Computers & Chemical Engineering, Vol.21, No.S, 763-768, 1997
Dynamic Mathematical-Model of Deep Bed Filtration Process
Deep bed filtration is commonly applied in clarification of dilute suspensions of particles ranging in size from about 0.1 to 50 mu m. A suspension carrying solid particles of different sizes is passed through the porous bed of defined geometrical characteristics. It has been found that sizes of suspended particles and their distribution are very important physical parameters that influence deep bed filter efficiency. During the filtration process the bed porosity decreases, whereas interficial velocity increases due to the particle accumulation in filter bed. Mathematical model has been developed under the assumption that the plug flow model approximates flow of suspension through the bed. The second assumption is that a deposition kinetics is a function of local suspension’s particle distribution and locally deposited particle distribution. In order to obtain the experimental data needed for determination of the process kinetics, a set of experiments has been carried out.
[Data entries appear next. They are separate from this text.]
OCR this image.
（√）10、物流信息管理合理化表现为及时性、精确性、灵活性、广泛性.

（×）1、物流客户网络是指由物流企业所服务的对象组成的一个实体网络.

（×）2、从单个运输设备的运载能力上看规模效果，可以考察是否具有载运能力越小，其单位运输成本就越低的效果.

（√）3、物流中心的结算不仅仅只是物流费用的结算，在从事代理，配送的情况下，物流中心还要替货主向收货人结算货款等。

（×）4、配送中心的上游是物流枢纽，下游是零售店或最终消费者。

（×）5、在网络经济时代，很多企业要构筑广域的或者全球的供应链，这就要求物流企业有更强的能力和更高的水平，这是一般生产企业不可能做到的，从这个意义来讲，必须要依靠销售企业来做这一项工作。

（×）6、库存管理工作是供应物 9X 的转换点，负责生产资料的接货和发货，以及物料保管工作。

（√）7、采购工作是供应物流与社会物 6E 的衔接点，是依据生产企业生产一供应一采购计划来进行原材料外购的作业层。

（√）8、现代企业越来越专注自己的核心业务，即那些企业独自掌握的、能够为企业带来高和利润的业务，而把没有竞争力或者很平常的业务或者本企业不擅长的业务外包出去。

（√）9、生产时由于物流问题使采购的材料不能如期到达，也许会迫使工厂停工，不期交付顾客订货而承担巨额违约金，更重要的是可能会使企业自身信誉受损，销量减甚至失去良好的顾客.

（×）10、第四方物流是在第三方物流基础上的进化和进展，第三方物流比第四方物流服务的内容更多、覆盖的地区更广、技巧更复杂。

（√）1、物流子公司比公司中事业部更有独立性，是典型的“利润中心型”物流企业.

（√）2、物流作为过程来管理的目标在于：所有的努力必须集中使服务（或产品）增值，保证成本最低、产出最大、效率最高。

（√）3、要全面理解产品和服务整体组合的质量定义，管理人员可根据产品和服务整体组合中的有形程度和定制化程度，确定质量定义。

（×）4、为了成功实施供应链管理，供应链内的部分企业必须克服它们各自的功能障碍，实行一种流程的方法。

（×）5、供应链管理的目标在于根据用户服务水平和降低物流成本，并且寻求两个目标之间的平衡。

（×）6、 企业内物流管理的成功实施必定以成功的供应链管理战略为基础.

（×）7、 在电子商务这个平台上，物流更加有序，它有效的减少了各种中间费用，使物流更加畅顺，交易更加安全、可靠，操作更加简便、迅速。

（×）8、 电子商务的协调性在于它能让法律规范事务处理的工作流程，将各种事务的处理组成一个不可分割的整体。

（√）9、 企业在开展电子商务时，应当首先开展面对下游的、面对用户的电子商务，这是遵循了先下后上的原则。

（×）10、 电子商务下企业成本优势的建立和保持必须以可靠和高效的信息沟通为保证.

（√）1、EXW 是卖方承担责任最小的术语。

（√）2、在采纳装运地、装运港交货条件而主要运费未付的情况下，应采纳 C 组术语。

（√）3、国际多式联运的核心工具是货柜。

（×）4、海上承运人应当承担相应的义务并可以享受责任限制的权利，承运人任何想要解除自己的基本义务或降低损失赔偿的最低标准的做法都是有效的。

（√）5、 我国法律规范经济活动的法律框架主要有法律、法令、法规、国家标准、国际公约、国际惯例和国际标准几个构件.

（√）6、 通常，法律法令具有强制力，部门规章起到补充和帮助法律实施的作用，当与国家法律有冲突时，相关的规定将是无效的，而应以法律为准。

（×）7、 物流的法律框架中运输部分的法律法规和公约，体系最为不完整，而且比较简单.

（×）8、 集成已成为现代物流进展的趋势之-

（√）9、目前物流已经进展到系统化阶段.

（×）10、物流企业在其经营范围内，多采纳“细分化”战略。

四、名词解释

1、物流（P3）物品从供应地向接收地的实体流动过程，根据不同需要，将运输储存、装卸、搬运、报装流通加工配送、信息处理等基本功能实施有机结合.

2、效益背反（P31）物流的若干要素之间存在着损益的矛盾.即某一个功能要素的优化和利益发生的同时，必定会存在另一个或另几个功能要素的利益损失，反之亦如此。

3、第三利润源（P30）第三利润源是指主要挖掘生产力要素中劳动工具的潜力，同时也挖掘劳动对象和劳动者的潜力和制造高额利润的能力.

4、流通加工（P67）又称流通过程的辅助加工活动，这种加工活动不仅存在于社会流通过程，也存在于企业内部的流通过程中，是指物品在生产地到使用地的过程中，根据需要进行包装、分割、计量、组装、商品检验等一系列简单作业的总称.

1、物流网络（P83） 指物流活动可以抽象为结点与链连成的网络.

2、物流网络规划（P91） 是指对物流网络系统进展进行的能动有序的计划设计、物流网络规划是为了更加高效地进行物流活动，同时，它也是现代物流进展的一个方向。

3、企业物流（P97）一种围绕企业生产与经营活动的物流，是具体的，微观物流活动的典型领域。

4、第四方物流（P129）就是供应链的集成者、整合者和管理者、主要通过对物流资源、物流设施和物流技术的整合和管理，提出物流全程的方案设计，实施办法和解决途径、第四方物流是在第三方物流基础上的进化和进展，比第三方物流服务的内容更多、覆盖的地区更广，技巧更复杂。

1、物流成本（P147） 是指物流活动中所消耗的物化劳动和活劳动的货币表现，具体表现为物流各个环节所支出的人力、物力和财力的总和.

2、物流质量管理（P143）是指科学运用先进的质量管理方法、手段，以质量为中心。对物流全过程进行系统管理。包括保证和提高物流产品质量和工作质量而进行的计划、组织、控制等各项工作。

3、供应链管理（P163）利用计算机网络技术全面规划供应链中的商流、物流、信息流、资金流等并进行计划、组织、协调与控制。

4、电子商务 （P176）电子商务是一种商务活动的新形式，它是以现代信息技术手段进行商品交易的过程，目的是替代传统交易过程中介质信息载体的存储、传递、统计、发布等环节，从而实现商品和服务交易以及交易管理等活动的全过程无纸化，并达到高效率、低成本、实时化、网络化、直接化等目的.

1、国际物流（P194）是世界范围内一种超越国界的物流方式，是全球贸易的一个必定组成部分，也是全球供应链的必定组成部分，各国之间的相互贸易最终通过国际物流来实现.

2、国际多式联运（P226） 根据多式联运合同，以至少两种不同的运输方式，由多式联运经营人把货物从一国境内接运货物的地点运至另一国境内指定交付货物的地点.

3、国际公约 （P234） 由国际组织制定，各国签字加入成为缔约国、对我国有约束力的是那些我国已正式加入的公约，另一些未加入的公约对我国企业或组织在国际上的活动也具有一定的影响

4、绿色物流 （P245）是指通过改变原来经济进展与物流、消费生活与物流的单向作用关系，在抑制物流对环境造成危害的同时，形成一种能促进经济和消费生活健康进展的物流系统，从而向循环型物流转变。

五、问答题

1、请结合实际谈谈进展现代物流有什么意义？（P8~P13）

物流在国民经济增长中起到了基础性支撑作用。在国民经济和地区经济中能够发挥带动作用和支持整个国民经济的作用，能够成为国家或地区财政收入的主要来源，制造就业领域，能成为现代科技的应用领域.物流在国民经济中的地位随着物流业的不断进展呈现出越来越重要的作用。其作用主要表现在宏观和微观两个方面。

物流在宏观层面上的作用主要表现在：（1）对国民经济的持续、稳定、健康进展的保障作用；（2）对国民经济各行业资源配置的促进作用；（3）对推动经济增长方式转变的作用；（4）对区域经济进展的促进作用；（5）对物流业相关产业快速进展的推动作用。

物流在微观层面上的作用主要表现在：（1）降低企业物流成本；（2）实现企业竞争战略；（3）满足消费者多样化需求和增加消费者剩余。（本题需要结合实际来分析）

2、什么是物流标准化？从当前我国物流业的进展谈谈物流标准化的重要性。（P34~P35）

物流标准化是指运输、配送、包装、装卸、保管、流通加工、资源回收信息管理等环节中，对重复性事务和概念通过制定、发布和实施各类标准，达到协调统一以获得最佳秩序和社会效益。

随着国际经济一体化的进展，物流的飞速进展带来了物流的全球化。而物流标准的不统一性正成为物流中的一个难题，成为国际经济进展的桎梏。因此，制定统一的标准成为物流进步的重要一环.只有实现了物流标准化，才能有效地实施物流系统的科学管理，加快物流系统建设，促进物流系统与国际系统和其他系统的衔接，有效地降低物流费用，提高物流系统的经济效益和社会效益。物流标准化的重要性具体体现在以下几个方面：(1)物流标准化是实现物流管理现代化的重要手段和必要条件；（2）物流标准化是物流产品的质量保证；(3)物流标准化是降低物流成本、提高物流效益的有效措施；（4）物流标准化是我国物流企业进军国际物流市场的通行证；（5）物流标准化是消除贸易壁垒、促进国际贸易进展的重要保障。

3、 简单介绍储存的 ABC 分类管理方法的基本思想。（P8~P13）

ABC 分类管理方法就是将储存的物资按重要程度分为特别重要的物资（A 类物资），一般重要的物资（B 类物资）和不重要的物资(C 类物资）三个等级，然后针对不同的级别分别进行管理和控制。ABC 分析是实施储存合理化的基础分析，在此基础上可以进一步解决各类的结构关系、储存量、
So obtained experimental data consisted of the local suspension and deposit particle distribution values and also of the local rate values. All three empirical distributions are approximated by standard Logarithm-Normal distribution function. Each distribution is defined by two LN function parameters. Rate distribution parameters are formally dependent on the parameters that define suspension and deposit distribution. This relation has been established using the general regression neural network (GRNN). Thus defined model enables solving the system within given boundary conditions by approximating distribution functions with sums and using orthogonal collocation method for transformation of partial differential equations into a system of ordinary differential equations. Developed method can be applied in process simulation as long as the input concentration and distribution are within the range of experimental values for the kinetics determination. To test the developed method, experiments were conducted on the pilot scale deep bed filter having total height of Im and diameter of 0.1m. The results show that a very complex process, as is deep bed filtration, can be successfully described using hybrid neural network.